The following is an open letter to Ann Handley, the editor in chief of the ClickZ Network. ClickZ recently published a column by Cliff Allen on the use of pictures in web sites, a topic near and dear to our hearts. His column made certain assertions that we felt couldn’t go unchallenged.
In Cliff Allen’s recent column, Pics Mix, he asserts that seeing photographs of happy people enjoying your products on your web site will convince customers that purchasing your products will make them happy, too. He goes on to say that web marketers should create an emotional bond with the customers, by putting these happy, smiling people on their web sites.
I was fascinated by the premise that happy pictures make happy customers, so I did a little research project.
I went to the home pages of the top 25 e-commerce companies (based on Business 2.0 magazine’s wonderful Top 100 list) and looked to see how many had tried to create an emotional bond with customers by using pictures of people using their products.
The result: Zero. None. Zip.
Not a single web site in the Top 25 (which represented more than $33 billion in web-based revenue in 1998) had a picture of a person using one of their products. Not one.
Why is this? Are they missing a huge opportunity to bond here?
I don’t think so.
It is interesting to note that 32 percent of these sites did have pictures of people, but none of them were using the product.
And 72 percent did have pictures of some sort, mostly of products. (UPS has drawings of the two Giant Pandas they recently shipped from China to the US. I have to wonder how many UPS customers are going to ship 400 pound mammals this year?)
So, how could huge companies, like Cisco, Dell, Amazon, Fedex, UPS, and Schwab, miss the boat so completely?
It’s because they are not trying to patronize their sites’ visitors.
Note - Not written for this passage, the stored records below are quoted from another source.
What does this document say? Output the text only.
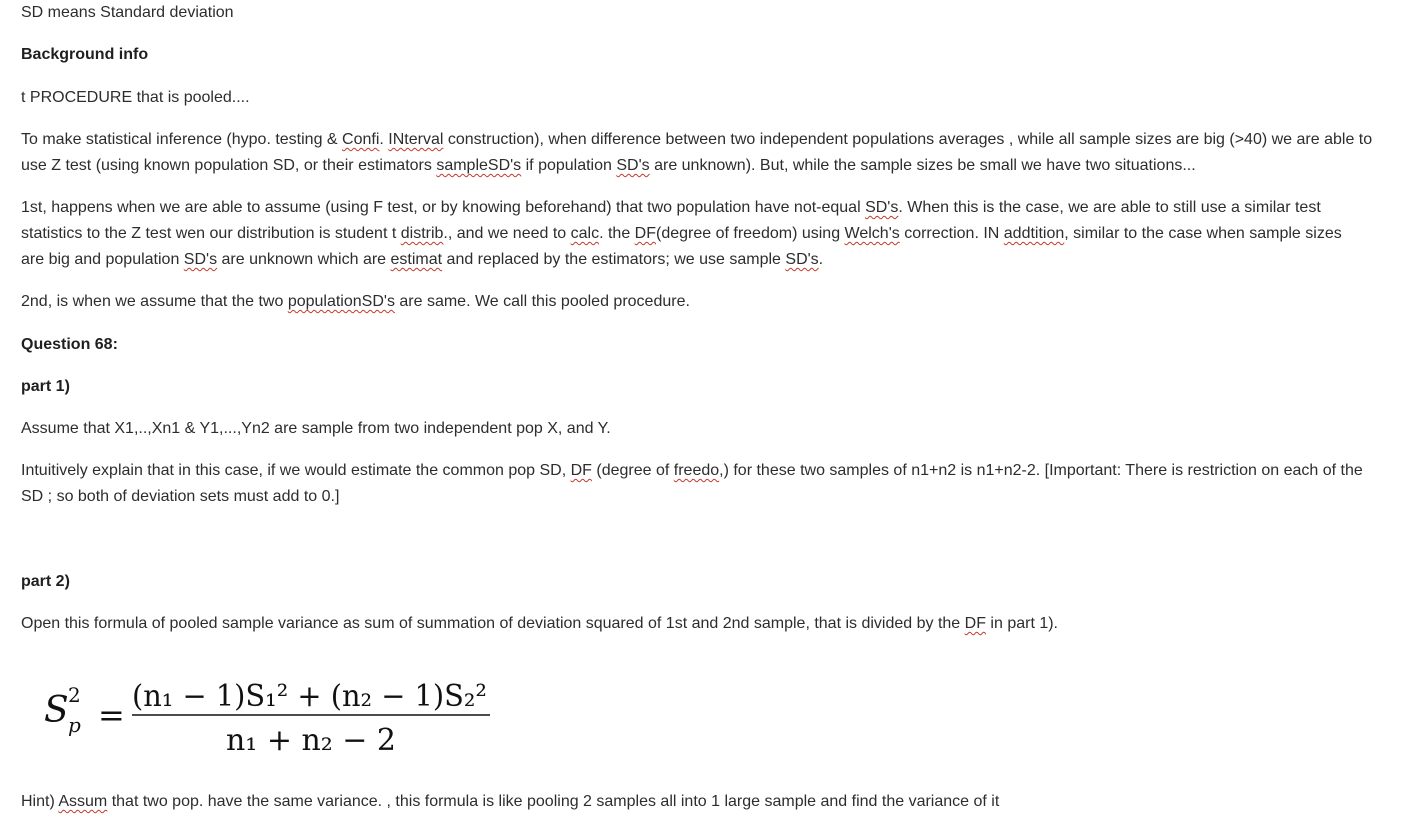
SD means Standard deviation
Background info
t PROCEDURE that is pooled....
To make statistical inference (hypo. testing & Confi. INterval construction), when difference between two independent populations averages , while all sample sizes are big (>40) we are able to
use Z test (using known population SD, or their estimators sampleSD's if population SD's are unknown). But, while the sample sizes be small we have two situations...
1st, happens when we are able to assume (using F test, or by knowing beforehand) that two population have not-equal SD's. When this is the case, we are able to still use a similar test
statistics to the Z test wen our distribution is student t distrib., and we need to calc. the DF(degree of freedom) using Welch's correction. IN addtition, similar to the case when sample sizes
are big and population SD's are unknown which are estimat and replaced by the estimators; we use sample SD's.
2nd, is when we assume that the two populationSD's are same. We call this pooled procedure.
Question 68:
part 1)
Assume that X1,..,Xn1 & Y1,...,Yn2 are sample from two independent pop X, and Y.
Intuitively explain that in this case, if we would estimate the common pop SD, DF (degree of freedo,) for these two samples of n1+n2 is n1+n2-2. [Important: There is restriction on each of the
SD ; so both of deviation sets must add to 0.]
part 2)
Open this formula of pooled sample variance as sum of summation of deviation squared of 1st and 2nd sample, that is divided by the DF in part 1).
S 2
p = (n₁ − 1)S₁² + (n₂ − 1)S₂²
n₁ + n₂ − 2
Hint) Assum that two pop. have the same variance. , this formula is like pooling 2 samples all into 1 large sample and find the variance of it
Instead, they are focusing on things that are important to their visitors — getting them the information they came to find.
Mr. Allen makes some interesting points. He says, “We see people in photographs doing the things we would like to do, so we project ourselves into that situation.”
He then uses the example of Personalization.com, a site that he says is dedicated to helping marketers understand how and when to use personalization to create customer relationships. He says this site uses photographs of people to help drive home the focus of the site.
But a quick look at the images on the site shows people just standing there, staring into space. Is that the type of situational projection he means? Are marketers really looking for customers who stare… blankly?
The reason I’m bringing all this up is that this is a very dangerous direction for marketers to pursue. At User Interface Engineering we’ve found that most marketers have limited time, money, and resources to make their sites excellent. And we think that their resources would be better spent putting quality content on the site.
For example, Mr. Allen cites GE.com as a site that makes good use of photographs of people. Here’s an experiment you can try to see if he’s right (this is a real scenario for a real user in some recent testing we did):
Go to GE.com with the intent of finding a new dishwasher. You’d like to replace the dishwasher you currently have (which came with the house) because it is no longer cleaning the dishes — you have to wash them all thoroughly before putting them in the dishwasher.
So, you want a dishwasher, not too expensive, that’s going to do a thorough washing job. Oh, and by the way, your father always bought Maytag and thinks it’s a mistake to buy anything else. So you better have a good reason to buy a GE, because you hate it when he says “I told you so.”
Now, as you’re performing this task, notice how much (or how little) you rely on the pictures. In particular, notice whether you feel any better about buying a GE dishwasher because of the people in the pictures.
And if you happen to get frustrated by the site’s organization or missing details in the product descriptions, how much more relaxed do the happy, smiling people make you feel?
In a recent test of Nokia.com, users told us they really wanted to see pictures of people holding the cellular phones, because they couldn’t tell how small the phones were.
We found this fascinating, because the site has a huge picture of the supermodel Niki Taylor holding a Nokia phone. But all the users scrolled past it, apparently not projecting themselves into the role of a supermodel.
Is Amazon really going to sell more books with lots of pictures of people reading books on the site? Or is its current strategy — filling the pages with lots of descriptive information about books — a better idea?
Images take up valuable space. They take time to download. Users don’t like having to scroll past them to get to their content.
Web marketers are much better served by understanding why users are coming to the site and creating a strong emotional bond by providing excellent, detailed content.